Harpy generally doesn't require the input sequences to be in gzipped/bgzipped format, but it's good practice to compress your reads anyway. Compressed files are expected to end with the extension .gz .
Naming conventions
Unfortunately, there are many different ways of naming FASTQ files, which makes it difficult to accomodate every wacky iteration currently in circulation. While Harpy tries its best to be flexible, there are limitations. To that end, for the deumultiplex , qc , and align modules, the most common FASTQ naming styles are supported:
- sample names:
case insensitive
- you can mix and match special characters, but that's bad practice and not recommended
- examples:
<- not recommended
- forward: _F .F _1 .1 _R1_001 .R1_001 _R1 .R1
- reverse: _R .R _2 .2 _R2_001 .R2_001 _R2 .R2
- fastq extension: .fq .fastq case insensitive
- gzipped: supported and recommended
- not gzipped: supported
You can also mix and match different formats and styles within a given directory, although again, this isn't recommended. As a good rule of thumb for any computational work, you should be deliberate and consistent in how you name things.
Barcode thresholds
By the nature of linked read technologies, there will (almost always) be more DNA fragments than unique barcodes for them. As a result,
it's common for barcodes to reappear in sequences. Rather than incorrectly assume that all sequences/alignments with the same barcode
originated from the same orignal DNA molecule, linked-read aware programs include a threshold parameter to determine a "cutoff" distance
between alignments with the same barcode. This parameter can be interpreted as "if a barcode appears more than X
base pairs away from the
same barcode (on the same contig), then we'll consider them as originating from different molecules." If this threshold is lower, then
you are being more strict and indicating that alignments sharing barcodes must be closer together to be considered originating from the same
DNA molecule. Conversely, a higher threshold indicates you are being more lax and indicating barcodes can be further away from each other
and still be considered originating from the same DNA molecule. A threshold of 50kb-150kb is considered a decent balance, but you should choose
larger/smaller values if you have evidence to support them.

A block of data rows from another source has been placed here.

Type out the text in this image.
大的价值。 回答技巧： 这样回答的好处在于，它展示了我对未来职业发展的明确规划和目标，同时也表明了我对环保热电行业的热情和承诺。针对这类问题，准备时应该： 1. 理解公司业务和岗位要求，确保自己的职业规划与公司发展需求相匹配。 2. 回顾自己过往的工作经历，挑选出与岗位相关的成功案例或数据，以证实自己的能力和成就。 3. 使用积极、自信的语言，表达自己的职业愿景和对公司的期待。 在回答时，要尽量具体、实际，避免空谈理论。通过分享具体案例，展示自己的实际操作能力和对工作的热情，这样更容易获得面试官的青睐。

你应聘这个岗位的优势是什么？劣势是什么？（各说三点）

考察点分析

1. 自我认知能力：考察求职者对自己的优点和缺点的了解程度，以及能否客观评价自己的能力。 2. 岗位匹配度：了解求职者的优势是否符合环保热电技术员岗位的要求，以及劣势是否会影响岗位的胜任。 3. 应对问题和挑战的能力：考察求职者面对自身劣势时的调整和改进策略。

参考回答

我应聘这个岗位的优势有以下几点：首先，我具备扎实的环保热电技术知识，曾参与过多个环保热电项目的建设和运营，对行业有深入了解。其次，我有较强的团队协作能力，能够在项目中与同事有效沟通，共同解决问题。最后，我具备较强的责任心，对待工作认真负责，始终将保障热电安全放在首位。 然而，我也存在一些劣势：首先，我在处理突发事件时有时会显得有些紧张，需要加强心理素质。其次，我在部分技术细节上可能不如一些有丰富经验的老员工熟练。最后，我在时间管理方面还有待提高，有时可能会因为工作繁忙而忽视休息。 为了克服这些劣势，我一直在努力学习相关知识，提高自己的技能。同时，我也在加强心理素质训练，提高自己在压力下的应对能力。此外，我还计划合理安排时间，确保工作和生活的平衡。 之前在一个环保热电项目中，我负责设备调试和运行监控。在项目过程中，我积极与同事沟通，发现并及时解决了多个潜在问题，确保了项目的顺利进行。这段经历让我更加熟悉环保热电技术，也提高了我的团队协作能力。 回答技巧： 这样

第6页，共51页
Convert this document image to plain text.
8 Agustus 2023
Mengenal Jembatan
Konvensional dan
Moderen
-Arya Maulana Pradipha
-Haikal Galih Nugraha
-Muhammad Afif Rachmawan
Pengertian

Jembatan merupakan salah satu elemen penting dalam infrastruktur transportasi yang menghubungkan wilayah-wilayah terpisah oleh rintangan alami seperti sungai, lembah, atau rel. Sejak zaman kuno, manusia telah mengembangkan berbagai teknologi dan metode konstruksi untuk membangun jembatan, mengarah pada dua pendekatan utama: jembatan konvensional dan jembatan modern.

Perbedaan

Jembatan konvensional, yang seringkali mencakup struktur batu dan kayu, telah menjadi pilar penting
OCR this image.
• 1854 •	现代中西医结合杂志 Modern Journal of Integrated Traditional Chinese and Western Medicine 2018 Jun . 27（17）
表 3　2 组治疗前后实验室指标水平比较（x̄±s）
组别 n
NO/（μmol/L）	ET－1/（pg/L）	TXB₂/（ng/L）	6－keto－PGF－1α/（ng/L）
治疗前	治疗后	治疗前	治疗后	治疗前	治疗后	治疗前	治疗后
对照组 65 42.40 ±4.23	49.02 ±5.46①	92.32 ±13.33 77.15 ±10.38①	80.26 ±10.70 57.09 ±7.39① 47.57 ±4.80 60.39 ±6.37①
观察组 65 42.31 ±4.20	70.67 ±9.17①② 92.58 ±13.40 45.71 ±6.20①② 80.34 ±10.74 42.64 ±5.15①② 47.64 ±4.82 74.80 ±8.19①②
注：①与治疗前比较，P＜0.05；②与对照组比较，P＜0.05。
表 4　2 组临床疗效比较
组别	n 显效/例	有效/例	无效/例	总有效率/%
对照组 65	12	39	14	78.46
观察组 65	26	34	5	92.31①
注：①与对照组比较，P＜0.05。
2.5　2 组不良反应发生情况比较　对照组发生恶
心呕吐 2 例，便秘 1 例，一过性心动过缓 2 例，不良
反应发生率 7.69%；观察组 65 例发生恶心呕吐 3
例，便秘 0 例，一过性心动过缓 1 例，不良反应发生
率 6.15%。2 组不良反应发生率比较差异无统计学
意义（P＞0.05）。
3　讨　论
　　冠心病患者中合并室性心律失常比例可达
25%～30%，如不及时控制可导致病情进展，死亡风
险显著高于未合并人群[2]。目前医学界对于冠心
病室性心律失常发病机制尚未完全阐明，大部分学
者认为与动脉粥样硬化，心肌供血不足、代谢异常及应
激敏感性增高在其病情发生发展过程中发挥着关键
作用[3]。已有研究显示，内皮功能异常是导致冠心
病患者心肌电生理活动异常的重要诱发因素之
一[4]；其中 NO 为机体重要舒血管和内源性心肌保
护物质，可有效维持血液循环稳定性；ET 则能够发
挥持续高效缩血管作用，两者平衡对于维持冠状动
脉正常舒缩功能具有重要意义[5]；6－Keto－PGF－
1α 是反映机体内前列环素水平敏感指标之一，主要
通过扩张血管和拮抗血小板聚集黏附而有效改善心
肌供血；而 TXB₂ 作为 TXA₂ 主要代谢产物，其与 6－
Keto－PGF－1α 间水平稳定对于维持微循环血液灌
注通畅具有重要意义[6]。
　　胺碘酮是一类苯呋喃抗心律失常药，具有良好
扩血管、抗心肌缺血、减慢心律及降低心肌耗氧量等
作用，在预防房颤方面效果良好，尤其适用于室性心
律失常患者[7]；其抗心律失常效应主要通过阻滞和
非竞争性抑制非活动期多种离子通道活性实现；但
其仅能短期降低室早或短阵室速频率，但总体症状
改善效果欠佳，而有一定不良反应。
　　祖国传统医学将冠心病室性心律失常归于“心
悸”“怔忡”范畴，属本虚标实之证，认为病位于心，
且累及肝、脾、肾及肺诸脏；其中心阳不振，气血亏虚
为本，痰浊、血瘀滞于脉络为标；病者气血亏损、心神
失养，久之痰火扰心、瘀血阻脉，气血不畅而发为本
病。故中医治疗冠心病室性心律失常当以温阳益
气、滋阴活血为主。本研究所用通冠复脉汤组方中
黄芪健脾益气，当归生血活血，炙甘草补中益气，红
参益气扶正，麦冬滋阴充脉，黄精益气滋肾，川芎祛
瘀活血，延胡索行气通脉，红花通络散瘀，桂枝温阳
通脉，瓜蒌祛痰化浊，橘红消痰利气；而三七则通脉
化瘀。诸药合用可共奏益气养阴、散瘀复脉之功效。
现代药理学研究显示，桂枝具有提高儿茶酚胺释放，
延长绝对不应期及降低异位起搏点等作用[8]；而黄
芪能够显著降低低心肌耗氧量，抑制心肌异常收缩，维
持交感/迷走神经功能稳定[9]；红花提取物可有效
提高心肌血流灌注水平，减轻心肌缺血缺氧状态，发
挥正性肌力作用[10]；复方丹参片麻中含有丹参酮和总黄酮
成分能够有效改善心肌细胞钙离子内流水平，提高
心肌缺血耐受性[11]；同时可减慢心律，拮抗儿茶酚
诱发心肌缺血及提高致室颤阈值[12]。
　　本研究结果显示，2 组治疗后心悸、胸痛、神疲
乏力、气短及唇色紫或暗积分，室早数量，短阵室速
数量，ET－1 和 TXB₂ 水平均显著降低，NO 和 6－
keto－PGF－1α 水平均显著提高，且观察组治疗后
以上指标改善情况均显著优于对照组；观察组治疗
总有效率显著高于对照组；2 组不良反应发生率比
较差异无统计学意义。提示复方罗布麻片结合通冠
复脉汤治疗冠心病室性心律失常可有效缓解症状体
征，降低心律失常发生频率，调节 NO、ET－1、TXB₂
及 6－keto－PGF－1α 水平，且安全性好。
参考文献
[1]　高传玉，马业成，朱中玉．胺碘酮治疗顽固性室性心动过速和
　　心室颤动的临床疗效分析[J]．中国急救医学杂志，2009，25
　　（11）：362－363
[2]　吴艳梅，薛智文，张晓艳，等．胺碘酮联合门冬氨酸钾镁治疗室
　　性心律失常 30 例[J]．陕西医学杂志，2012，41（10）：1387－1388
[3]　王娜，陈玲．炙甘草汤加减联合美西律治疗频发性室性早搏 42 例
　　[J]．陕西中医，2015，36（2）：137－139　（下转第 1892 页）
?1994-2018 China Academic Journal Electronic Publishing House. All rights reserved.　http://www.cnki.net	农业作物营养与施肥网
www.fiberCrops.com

Potential SV detection obstruction
This kind of deconvolving method relies on alignment distances, which may worsen performance in finding structural variants larger than this threshold. For example, two reads originating from the same DNA molecule may have aligned quite far from each other due to mapping along the breakpoint of a very large inversion. If the inversion spans 3Mb, a barcode threshold of 100kb will likely incorrectly deconvolve the two reads and assume they shared a barcode by chance, which would hurt SV detection performance.